I have survived one whole year as PhD student! It has been a crazy year of ups and downs, and I have learnt a lot about what doing a PhD really involves. I still have my confirmation to look forward to, however looking back at the past year I’d like to share one or two things I’ve learnt.
Firstly, to not compare where I am to where others are. It can be hard seeing what stages your friends are in their research. When they’re ahead, it looks scary hard, or they’re so advanced that you think you’ll never get there. If they’re just starting, they have so much potential! Each of our journeys are different (I enjoy stating the obvious), so we shouldn’t look to others for where our paths will take us.
We all start and finish in different places!
One of the most important things I’ve learnt, in my opinion, involves motivation and inspiration. Inspiration comes and goes, and we need to use whatever motivation we can find to ensure that when we lack inspiration, our work doesn’t come to a standstill. This means it doesn’t matter whether you’re doing the work for the “right” reason or the “wrong”, as long as it gets done!
My first blog post was about how difficult the decision to stay in my PhD was. I wasn’t able to find the motivation to continue working. However, once inspiration hit, I was full of ideas and enthusiasm! Throughout this past year, while inspiration has come and gone, I’ve had to find the motivation to come into work even when all I wanted to do is find a rich guy to marry so I'd never have to think again.
It’s on these latter days that doing work is hard. We’ve all experienced it – that feeling that you’re not getting anywhere, that everything you do it pointless, and you’ll never be as good as others. Some days you’re just not going to feel inspired, and you need to find other reasons to continue work. There are days when I have to remind myself that life as a researcher means flexible work hours and paid trips overseas!

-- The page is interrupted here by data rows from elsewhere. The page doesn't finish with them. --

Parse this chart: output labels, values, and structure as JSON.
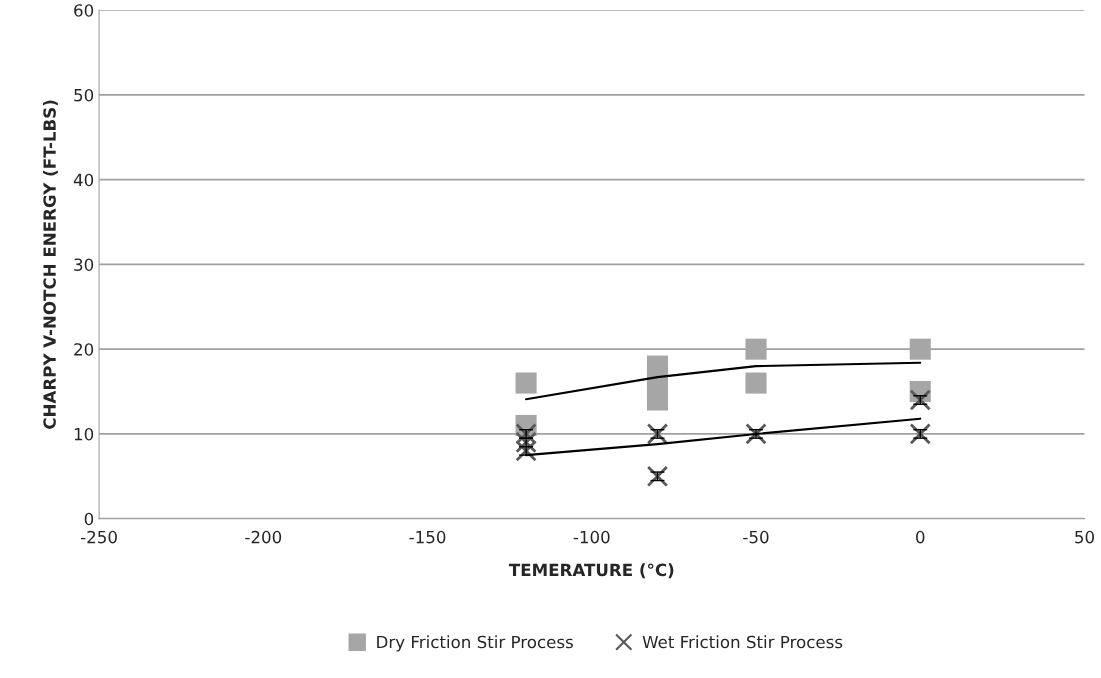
{
  "chart_data": {
    "type": "scatter",
    "xlabel": "TEMERATURE (°C)",
    "ylabel": "CHARPY V-NOTCH ENERGY (FT-LBS)",
    "xlim": [
      -250,
      50
    ],
    "xticks": [
      -250,
      -200,
      -150,
      -100,
      -50,
      0,
      50
    ],
    "ylim": [
      0,
      60
    ],
    "yticks": [
      0,
      10,
      20,
      30,
      40,
      50,
      60
    ],
    "grid": "y",
    "legend": "bottom",
    "series": [
      {
        "name": "Dry Friction Stir Process",
        "color": "#a6a6a6",
        "marker": "square",
        "x": [
          -120,
          -120,
          -80,
          -80,
          -80,
          -50,
          -50,
          0,
          0
        ],
        "values": [
          16,
          11,
          18,
          16,
          14,
          20,
          16,
          20,
          15
        ]
      },
      {
        "name": "Wet Friction Stir Process",
        "color": "#595959",
        "marker": "cross",
        "x": [
          -120,
          -120,
          -120,
          -80,
          -80,
          -50,
          0,
          0
        ],
        "values": [
          10,
          9,
          8,
          10,
          5,
          10,
          14,
          10
        ],
        "errors": [
          0.5,
          0.5,
          0.5,
          0.5,
          0.5,
          0.5,
          0.5,
          0.5
        ]
      },
      {
        "type": "line",
        "color": "#000000",
        "marker": "none",
        "x": [
          -120,
          -80,
          -50,
          0
        ],
        "values": [
          14.1,
          16.7,
          18.0,
          18.4
        ]
      },
      {
        "type": "line",
        "color": "#000000",
        "marker": "none",
        "x": [
          -120,
          -80,
          -50,
          0
        ],
        "values": [
          7.5,
          8.8,
          10.0,
          11.8
        ]
      }
    ]
  }
}
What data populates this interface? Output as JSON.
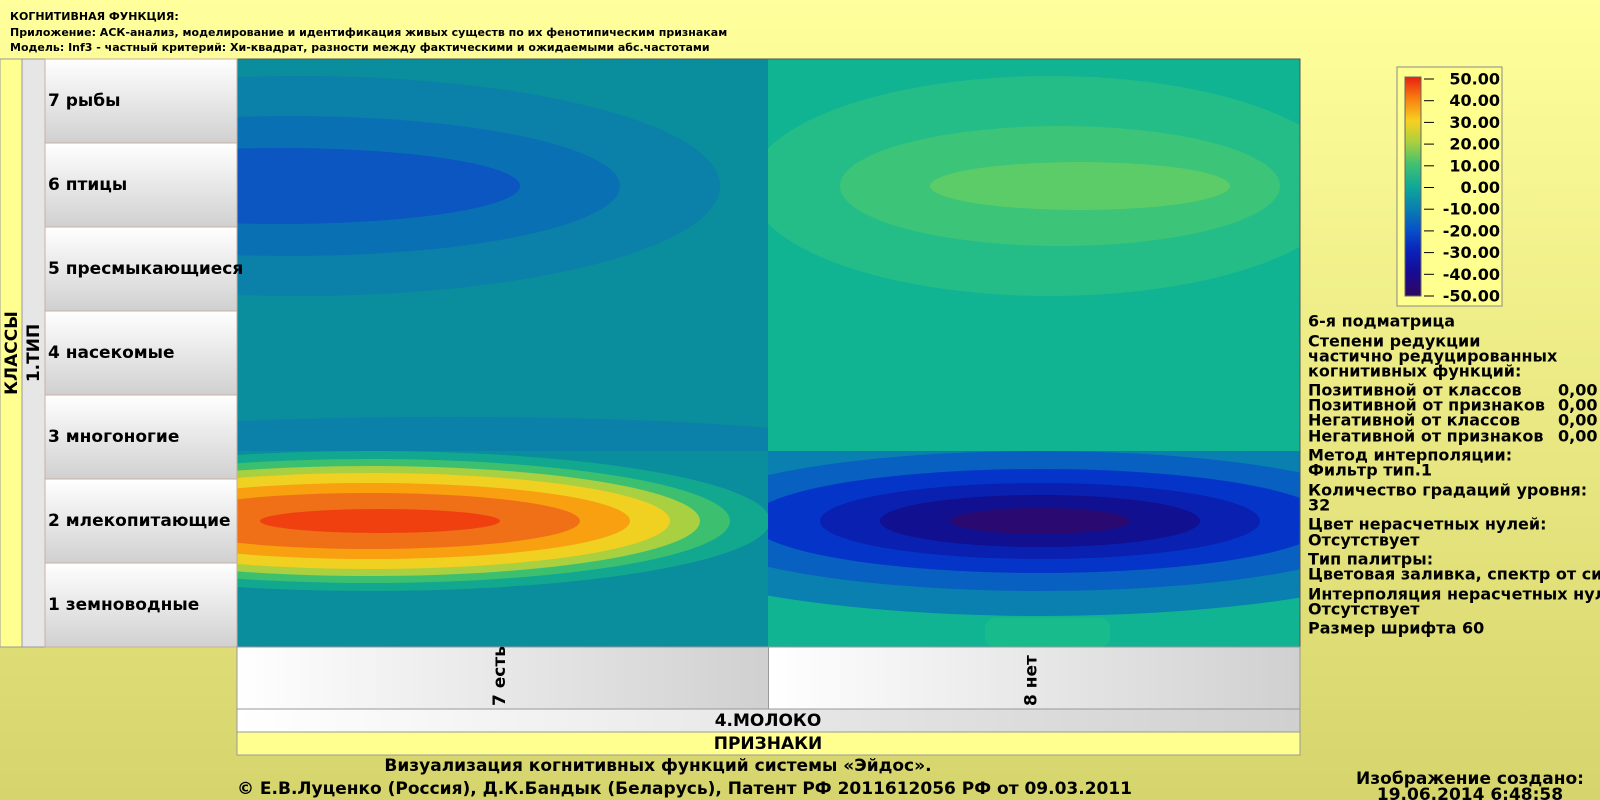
{
  "header": {
    "lines": [
      "КОГНИТИВНАЯ ФУНКЦИЯ:",
      "Приложение: АСК-анализ, моделирование и идентификация живых существ по их фенотипическим признакам",
      "Модель: Inf3 - частный критерий: Хи-квадрат, разности между фактическими и ожидаемыми абс.частотами"
    ]
  },
  "rows_axis": {
    "title": "КЛАССЫ",
    "group": "1.ТИП",
    "rows": [
      "7 рыбы",
      "6 птицы",
      "5 пресмыкающиеся",
      "4 насекомые",
      "3 многоногие",
      "2 млекопитающие",
      "1 земноводные"
    ]
  },
  "columns_axis": {
    "columns": [
      "7 есть",
      "8 нет"
    ],
    "group": "4.МОЛОКО",
    "title": "ПРИЗНАКИ"
  },
  "legend": {
    "labels": [
      "50.00",
      "40.00",
      "30.00",
      "20.00",
      "10.00",
      "0.00",
      "-10.00",
      "-20.00",
      "-30.00",
      "-40.00",
      "-50.00"
    ]
  },
  "info": {
    "lines": [
      {
        "text": "6-я подматрица"
      },
      {
        "text": "Степени редукции"
      },
      {
        "text": "частично редуцированных"
      },
      {
        "text": "когнитивных функций:"
      },
      {
        "text": "Позитивной от классов",
        "value": "0,00"
      },
      {
        "text": "Позитивной от признаков",
        "value": "0,00"
      },
      {
        "text": "Негативной от классов",
        "value": "0,00"
      },
      {
        "text": "Негативной от признаков",
        "value": "0,00"
      },
      {
        "text": "Метод интерполяции:"
      },
      {
        "text": "Фильтр тип.1"
      },
      {
        "text": "Количество градаций уровня:"
      },
      {
        "text": "32"
      },
      {
        "text": "Цвет нерасчетных нулей:"
      },
      {
        "text": "Отсутствует"
      },
      {
        "text": "Тип палитры:"
      },
      {
        "text": "Цветовая заливка, спектр от си"
      },
      {
        "text": "Интерполяция нерасчетных нул"
      },
      {
        "text": "Отсутствует"
      },
      {
        "text": "Размер шрифта 60"
      }
    ]
  },
  "footer": {
    "lines": [
      "Визуализация когнитивных функций системы «Эйдос».",
      "© Е.В.Луценко (Россия), Д.К.Бандык (Беларусь), Патент РФ  2011612056 РФ от 09.03.2011"
    ]
  },
  "timestamp": {
    "lines": [
      "Изображение создано:",
      "19.06.2014   6:48:58"
    ]
  }
}
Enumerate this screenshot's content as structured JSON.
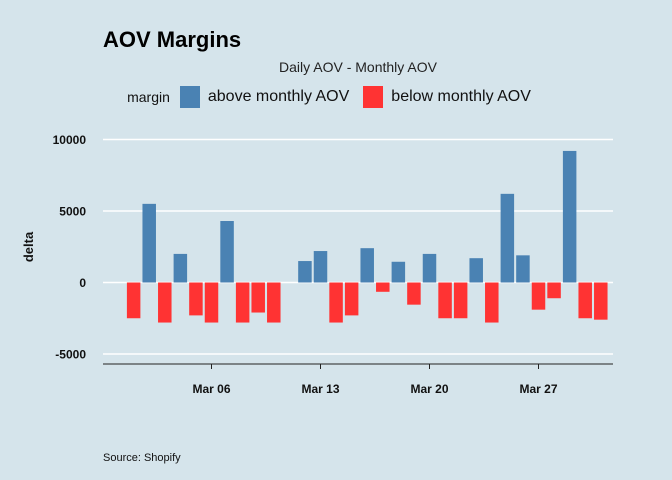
{
  "chart_data": {
    "type": "bar",
    "title": "AOV Margins",
    "subtitle": "Daily AOV - Monthly AOV",
    "ylabel": "delta",
    "xlabel": "",
    "caption": "Source: Shopify",
    "legend": {
      "title": "margin",
      "placement": "top",
      "entries": [
        {
          "label": "above monthly AOV",
          "color": "#4a82b3"
        },
        {
          "label": "below monthly AOV",
          "color": "#ff3333"
        }
      ]
    },
    "ylim": [
      -5800,
      10000
    ],
    "y_ticks": [
      -5000,
      0,
      5000,
      10000
    ],
    "y_tick_labels": [
      "-5000",
      "0",
      "5000",
      "10000"
    ],
    "x_ticks": [
      {
        "date": "Mar 06",
        "label": "Mar 06"
      },
      {
        "date": "Mar 13",
        "label": "Mar 13"
      },
      {
        "date": "Mar 20",
        "label": "Mar 20"
      },
      {
        "date": "Mar 27",
        "label": "Mar 27"
      }
    ],
    "grid": true,
    "bars": [
      {
        "date": "Mar 01",
        "value": -2500
      },
      {
        "date": "Mar 02",
        "value": 5500
      },
      {
        "date": "Mar 03",
        "value": -2800
      },
      {
        "date": "Mar 04",
        "value": 2000
      },
      {
        "date": "Mar 05",
        "value": -2300
      },
      {
        "date": "Mar 06",
        "value": -2800
      },
      {
        "date": "Mar 07",
        "value": 4300
      },
      {
        "date": "Mar 08",
        "value": -2800
      },
      {
        "date": "Mar 09",
        "value": -2100
      },
      {
        "date": "Mar 10",
        "value": -2800
      },
      {
        "date": "Mar 12",
        "value": 1500
      },
      {
        "date": "Mar 13",
        "value": 2200
      },
      {
        "date": "Mar 14",
        "value": -2800
      },
      {
        "date": "Mar 15",
        "value": -2300
      },
      {
        "date": "Mar 16",
        "value": 2400
      },
      {
        "date": "Mar 17",
        "value": -650
      },
      {
        "date": "Mar 18",
        "value": 1450
      },
      {
        "date": "Mar 19",
        "value": -1550
      },
      {
        "date": "Mar 20",
        "value": 2000
      },
      {
        "date": "Mar 21",
        "value": -2500
      },
      {
        "date": "Mar 22",
        "value": -2500
      },
      {
        "date": "Mar 23",
        "value": 1700
      },
      {
        "date": "Mar 24",
        "value": -2800
      },
      {
        "date": "Mar 25",
        "value": 6200
      },
      {
        "date": "Mar 26",
        "value": 1900
      },
      {
        "date": "Mar 27",
        "value": -1900
      },
      {
        "date": "Mar 28",
        "value": -1100
      },
      {
        "date": "Mar 29",
        "value": 9200
      },
      {
        "date": "Mar 30",
        "value": -2500
      },
      {
        "date": "Mar 31",
        "value": -2600
      }
    ]
  }
}
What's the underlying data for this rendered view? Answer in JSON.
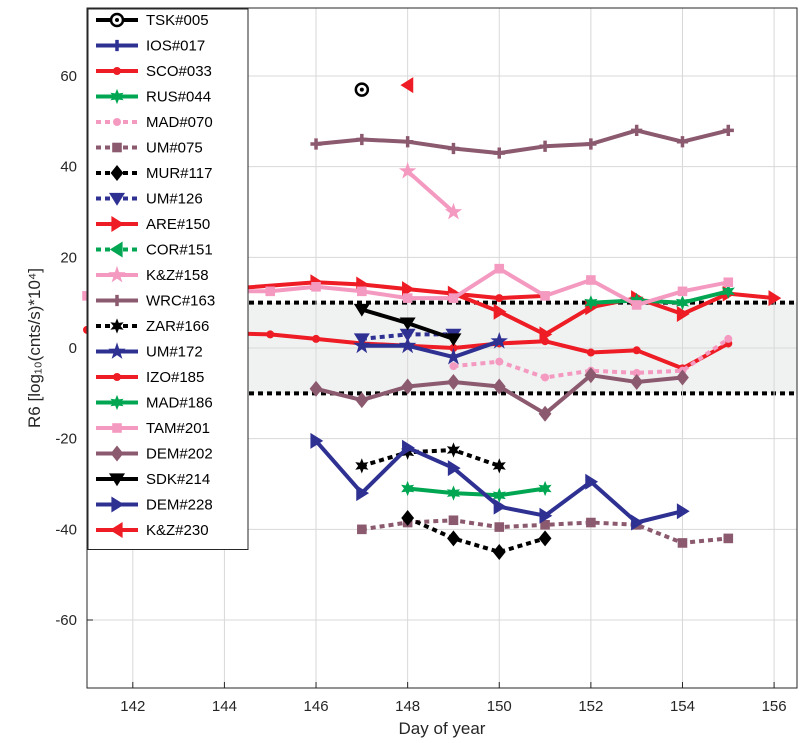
{
  "chart_data": {
    "type": "line",
    "xlabel": "Day of year",
    "ylabel": "R6 [log₁₀(cnts/s)*10⁴]",
    "xlim": [
      141,
      156.5
    ],
    "ylim": [
      -75,
      75
    ],
    "xticks": [
      142,
      144,
      146,
      148,
      150,
      152,
      154,
      156
    ],
    "yticks": [
      -60,
      -40,
      -20,
      0,
      20,
      40,
      60
    ],
    "grid": true,
    "legend_position": "top-left",
    "band": {
      "y0": -10,
      "y1": 10,
      "fill": "#f0f2f2",
      "border_style": "dotted",
      "border_color": "#000000"
    },
    "series": [
      {
        "name": "TSK#005",
        "color": "#000000",
        "style": "solid",
        "marker": "circle-dot",
        "x": [
          147
        ],
        "y": [
          57
        ]
      },
      {
        "name": "IOS#017",
        "color": "#2e3192",
        "style": "solid",
        "marker": "plus",
        "x": [],
        "y": []
      },
      {
        "name": "SCO#033",
        "color": "#ee1c24",
        "style": "solid",
        "marker": "dot",
        "x": [
          141,
          145,
          146,
          147,
          148,
          149,
          150,
          151,
          152,
          153,
          154,
          155
        ],
        "y": [
          4,
          3,
          2,
          1,
          0.5,
          0,
          1,
          1.5,
          -1,
          -0.5,
          -4.5,
          1
        ]
      },
      {
        "name": "RUS#044",
        "color": "#00a651",
        "style": "solid",
        "marker": "star6",
        "x": [
          148,
          149,
          150,
          151
        ],
        "y": [
          -31,
          -32,
          -32.5,
          -31
        ]
      },
      {
        "name": "MAD#070",
        "color": "#f49ac1",
        "style": "dotted",
        "marker": "dot",
        "x": [
          149,
          150,
          151,
          152,
          153,
          154,
          155
        ],
        "y": [
          -4,
          -3,
          -6.5,
          -5,
          -5.5,
          -5,
          2
        ]
      },
      {
        "name": "UM#075",
        "color": "#8c5a6e",
        "style": "dotted",
        "marker": "square",
        "x": [
          147,
          148,
          149,
          150,
          151,
          152,
          153,
          154,
          155
        ],
        "y": [
          -40,
          -38.5,
          -38,
          -39.5,
          -39,
          -38.5,
          -39,
          -43,
          -42
        ]
      },
      {
        "name": "MUR#117",
        "color": "#000000",
        "style": "dotted",
        "marker": "diamond",
        "x": [
          148,
          149,
          150,
          151
        ],
        "y": [
          -37.5,
          -42,
          -45,
          -42
        ]
      },
      {
        "name": "UM#126",
        "color": "#2e3192",
        "style": "dotted",
        "marker": "triangle-down",
        "x": [
          147,
          148,
          149
        ],
        "y": [
          2,
          3,
          3
        ]
      },
      {
        "name": "ARE#150",
        "color": "#ee1c24",
        "style": "solid",
        "marker": "triangle-right",
        "x": [
          144,
          146,
          147,
          148,
          149,
          150,
          151,
          152,
          153,
          154,
          155,
          156
        ],
        "y": [
          13,
          14.5,
          14,
          13,
          12,
          8,
          3,
          9,
          11,
          7.5,
          12,
          11
        ]
      },
      {
        "name": "COR#151",
        "color": "#00a651",
        "style": "dotted",
        "marker": "triangle-left",
        "x": [],
        "y": []
      },
      {
        "name": "K&Z#158",
        "color": "#f49ac1",
        "style": "solid",
        "marker": "star5",
        "x": [
          148,
          149
        ],
        "y": [
          39,
          30
        ]
      },
      {
        "name": "WRC#163",
        "color": "#8c5a6e",
        "style": "solid",
        "marker": "plus",
        "x": [
          146,
          147,
          148,
          149,
          150,
          151,
          152,
          153,
          154,
          155
        ],
        "y": [
          45,
          46,
          45.5,
          44,
          43,
          44.5,
          45,
          48,
          45.5,
          48
        ]
      },
      {
        "name": "ZAR#166",
        "color": "#000000",
        "style": "dotted",
        "marker": "star6",
        "x": [
          147,
          148,
          149,
          150
        ],
        "y": [
          -26,
          -23,
          -22.5,
          -26
        ]
      },
      {
        "name": "UM#172",
        "color": "#2e3192",
        "style": "solid",
        "marker": "star5",
        "x": [
          147,
          148,
          149,
          150
        ],
        "y": [
          0.5,
          0.5,
          -2,
          1.5
        ]
      },
      {
        "name": "IZO#185",
        "color": "#ee1c24",
        "style": "solid",
        "marker": "dot",
        "x": [
          149,
          150,
          151
        ],
        "y": [
          12,
          11,
          11.5
        ]
      },
      {
        "name": "MAD#186",
        "color": "#00a651",
        "style": "solid",
        "marker": "star6",
        "x": [
          152,
          153,
          154,
          155
        ],
        "y": [
          10,
          10.5,
          10,
          12.5
        ]
      },
      {
        "name": "TAM#201",
        "color": "#f49ac1",
        "style": "solid",
        "marker": "square",
        "x": [
          141,
          144,
          145,
          146,
          147,
          148,
          149,
          150,
          151,
          152,
          153,
          154,
          155
        ],
        "y": [
          11.5,
          12.5,
          12.5,
          13.5,
          12.5,
          11,
          11,
          17.5,
          11.5,
          15,
          9.5,
          12.5,
          14.5
        ]
      },
      {
        "name": "DEM#202",
        "color": "#8c5a6e",
        "style": "solid",
        "marker": "diamond",
        "x": [
          146,
          147,
          148,
          149,
          150,
          151,
          152,
          153,
          154
        ],
        "y": [
          -9,
          -11.5,
          -8.5,
          -7.5,
          -8.5,
          -14.5,
          -6,
          -7.5,
          -6.5
        ]
      },
      {
        "name": "SDK#214",
        "color": "#000000",
        "style": "solid",
        "marker": "triangle-down",
        "x": [
          147,
          148,
          149
        ],
        "y": [
          8.5,
          5.5,
          2
        ]
      },
      {
        "name": "DEM#228",
        "color": "#2e3192",
        "style": "solid",
        "marker": "triangle-right",
        "x": [
          146,
          147,
          148,
          149,
          150,
          151,
          152,
          153,
          154
        ],
        "y": [
          -20.5,
          -32,
          -22,
          -26.5,
          -35,
          -37,
          -29.5,
          -38.5,
          -36
        ]
      },
      {
        "name": "K&Z#230",
        "color": "#ee1c24",
        "style": "solid",
        "marker": "triangle-left",
        "x": [
          148
        ],
        "y": [
          58
        ]
      }
    ]
  }
}
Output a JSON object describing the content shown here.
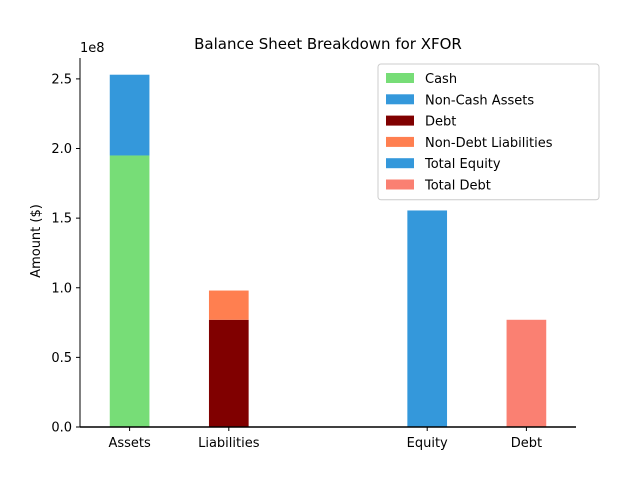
{
  "chart_data": {
    "type": "bar",
    "title": "Balance Sheet Breakdown for XFOR",
    "xlabel": "",
    "ylabel": "Amount ($)",
    "y_offset_label": "1e8",
    "ylim": [
      0,
      2.65
    ],
    "y_multiplier": 100000000,
    "yticks": [
      "0.0",
      "0.5",
      "1.0",
      "1.5",
      "2.0",
      "2.5"
    ],
    "categories": [
      "Assets",
      "Liabilities",
      "Equity",
      "Debt"
    ],
    "category_x": [
      0,
      1,
      3,
      4
    ],
    "xlim": [
      -0.5,
      4.5
    ],
    "series": [
      {
        "name": "Cash",
        "color": "#77dd77",
        "stack": "base",
        "values": [
          1.95,
          null,
          null,
          null
        ]
      },
      {
        "name": "Non-Cash Assets",
        "color": "#3498db",
        "stack": "top",
        "values": [
          0.58,
          null,
          null,
          null
        ]
      },
      {
        "name": "Debt",
        "color": "#800000",
        "stack": "base",
        "values": [
          null,
          0.77,
          null,
          null
        ]
      },
      {
        "name": "Non-Debt Liabilities",
        "color": "#ff7f50",
        "stack": "top",
        "values": [
          null,
          0.21,
          null,
          null
        ]
      },
      {
        "name": "Total Equity",
        "color": "#3498db",
        "stack": "base",
        "values": [
          null,
          null,
          1.555,
          null
        ]
      },
      {
        "name": "Total Debt",
        "color": "#fa8072",
        "stack": "base",
        "values": [
          null,
          null,
          null,
          0.77
        ]
      }
    ],
    "legend": {
      "placement": "top-right"
    },
    "grid": false
  }
}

It’s ok for these motivations to be whatever they have to be to keep you working. The end product is often rewarding in itself – a PhD! Or a published article, or successful experiment. However it takes time to get there, and you need something to keep you going in the meantime. If you can remember that you’re working to win a Nobel prize, great! But if you need to motivate yourself to finish an article with a chocolate reward, or plan a celebratory dinner to motivate yourself to finish writing up that paper, that’s fine too. It’s even ok agree to give a presentation or work late to try and impress someone (whether it be your supervisors, or that hottie down the hall).
The important thing to remember is that once you’ve decided you want to finish this PhD (or degree, assignment, experiment, or any other goal), it doesn’t matter what the motivation is to get through the tough parts, as long as it keeps you working in between those magical days of inspiration!
One you’ve decided you’re going to finish this thing, if you can’t find the “right” motivation, look for the wrong one!